Leicester’s chances of English Premier League survival suffered a blow as they collapsed to a 3-5 at Fulham on Monday.
Super Eagles midfielder, Wilfred Ndidi played the last half-hour of the game for Leicester, while his compatriot, Kelechi Iheanacho is sidelined by injury.
Willian and Tom Cairney both scored twice for the Cottagers as they closed in on a top-half finish on their return to the top flight.
But the Foxes, who won the EPL in stunning fashion in 2016 and lifted the FA Cup two years ago, are staring relegation in the face.
Leicester are outside the relegation zone only on goal difference.

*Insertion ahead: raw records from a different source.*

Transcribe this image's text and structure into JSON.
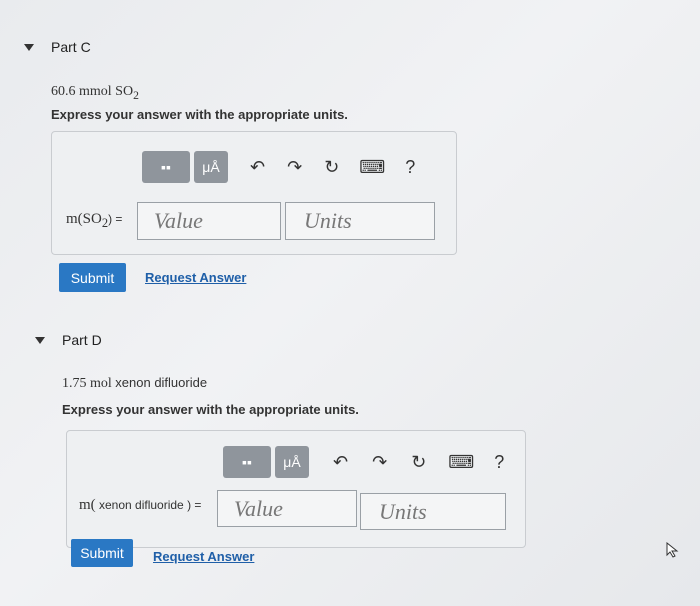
{
  "part_c": {
    "title": "Part C",
    "problem_value": "60.6 mmol SO",
    "problem_sub": "2",
    "instruction": "Express your answer with the appropriate units.",
    "toolbar": {
      "templates": "▪▪",
      "units": "μÅ",
      "undo": "↶",
      "redo": "↷",
      "reset": "↻",
      "keyboard": "⌨",
      "help": "?"
    },
    "label_prefix": "m(SO",
    "label_sub": "2",
    "label_suffix": ") =",
    "value_placeholder": "Value",
    "units_placeholder": "Units",
    "submit_label": "Submit",
    "request_answer": "Request Answer"
  },
  "part_d": {
    "title": "Part D",
    "problem_value": "1.75 mol",
    "problem_name": "xenon difluoride",
    "instruction": "Express your answer with the appropriate units.",
    "toolbar": {
      "templates": "▪▪",
      "units": "μÅ",
      "undo": "↶",
      "redo": "↷",
      "reset": "↻",
      "keyboard": "⌨",
      "help": "?"
    },
    "label_prefix": "m(",
    "label_name": " xenon difluoride ",
    "label_suffix": ") =",
    "value_placeholder": "Value",
    "units_placeholder": "Units",
    "submit_label": "Submit",
    "request_answer": "Request Answer"
  },
  "colors": {
    "submit_bg": "#2a78c4",
    "link": "#1f5fa8",
    "tool_btn": "#8f959c"
  }
}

They could end the day in the bottom three should Everton win at Brighton and Nottingham Forest pick up at least a point at home to Southampton.
Dean Smith’s men also face a tough run-in with Champions League-chasing Liverpool and Newcastle to come before ending the season at home to West Ham.
Only Leeds and Bournemouth have conceded more goals than Leicester in the Premier League and defensive deficiencies were again their undoing at Craven Cottage.
Willian’s free-kick from out wide was allowed to sail beyond everyone to open the scoring just 10 minutes in.
Fulham were still without top scorer Aleksandar Mitrovic, serving an eight-game ban for pushing a referee.
But his deputy Carlos Vinicius was given acres of space to run in behind the Leicester defence and fire home the second from Harry Wilson’s pass.
Two cool finishes from Cairney either side of half-time then made it 4-0 before the visitors’ showed what they are capable of going forward.
Harvey Barnes fired home from James Maddison’s pass and Leicester could have been back in the game but Jamie Vardy’s penalty was saved by Bernd Leno.
Fulham swiftly went up the other end to make it 5-1 as Willian smashed home another strike from outside the box.
Maddison had seen a penalty saved in a 2-2 draw with Everton last week but found the net when he took back responsibility from Vardy for Leicester’s second penalty of the afternoon.
Barnes then pounced to make it 5-3 after a calamitous defensive mix-up between Shane Duffy and Leno.
But it was too little, too late for Leicester who face an anxious wait to see where they will sit in the table before they are in action again in a week’s time against Liverpool.